Микаэла встала, прошлась по комнате.

– Не пытайся изобразить из себя этакого мистера Крутого, Харрисон. Если у тебя есть какие-то мысли в отношении моей матери…

Он схватил Микаэлу за руку и притянул к себе медленно и нежно.

– Следи за тем, что говоришь, детка.

Микаэла схватила руки Харрисона, сжав пальцы изо всех сил, и на лице ее отразилось негодование.

– Свои удовольствия можешь получать где-нибудь в другом месте.

– А почему ты считаешь, что я этого не делаю?

Его восхищал этот огонь, этот инстинкт бесстрашного воина, с которым Микаэла бросалась на него. Наверное, ему нужна ее сущность, первобытные открытые эмоции, честность, которые, продираясь сквозь его рассудительность, заставляют почувствовать жизнь. Харрисон наблюдал, как Микаэла прокручивает эту мысль, анализируя, что ей известно о нем. «Не существует другой такой женщины, – подумал он, – страстной и порывистой. Она вспыхивает мгновенно».

Харрисона охватило сильное желание, оно пронзило его, как раскаленная добела электрическая искра, вспыхнувшая в воздухе. Румянец на щеках Микаэлы стал сильнее, когда она попыталась высвободиться. Но Харрисон крепко держал ее руки.

– Давай проясним все до конца. Я не лезу в твои личные дела.

– Вот и отлично, потому что я не намерен выслушивать твои стоны.

«Как сильно, как страстно она обжигает», – подумал Харрисон, погружаясь в возникшую между ними смесь самых разнообразных эмоций.

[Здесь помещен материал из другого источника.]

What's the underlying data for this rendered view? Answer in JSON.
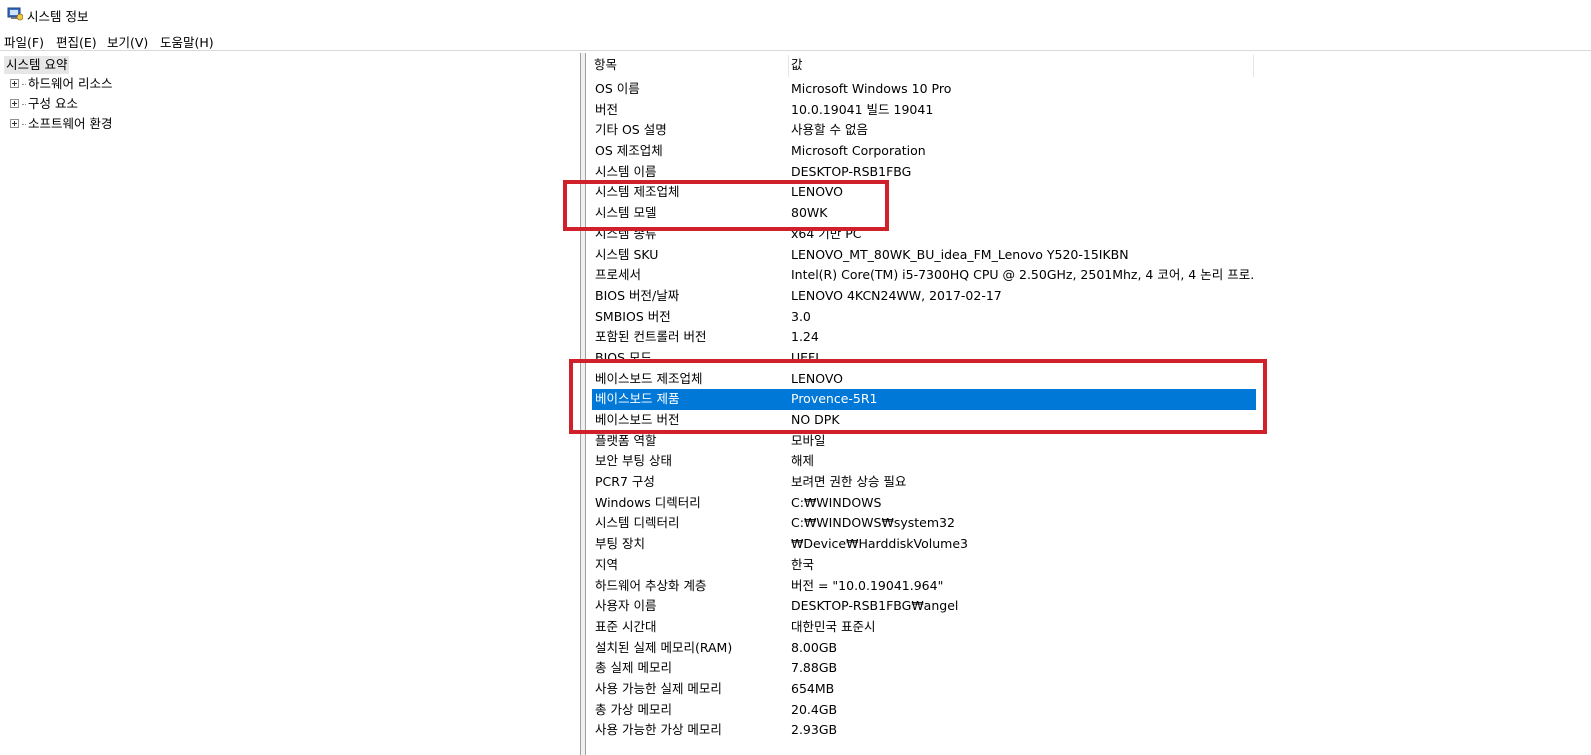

Губы Микаэлы язвительно сжались.

– Никаких стонов!

– Неужели никогда? – поддел он мягко, наслаждаясь тем, как она зашипела, когда чувственный двойной смысл задел ее.

Харрисон ожидал от Микаэлы действий. Думал, она постарается отделаться от его объятий – тыльная сторона его ладони почти касалась груди Микаэлы. Но Микаэла запустила руку в его волосы и сильно потянула их, глаза горели синим огнем.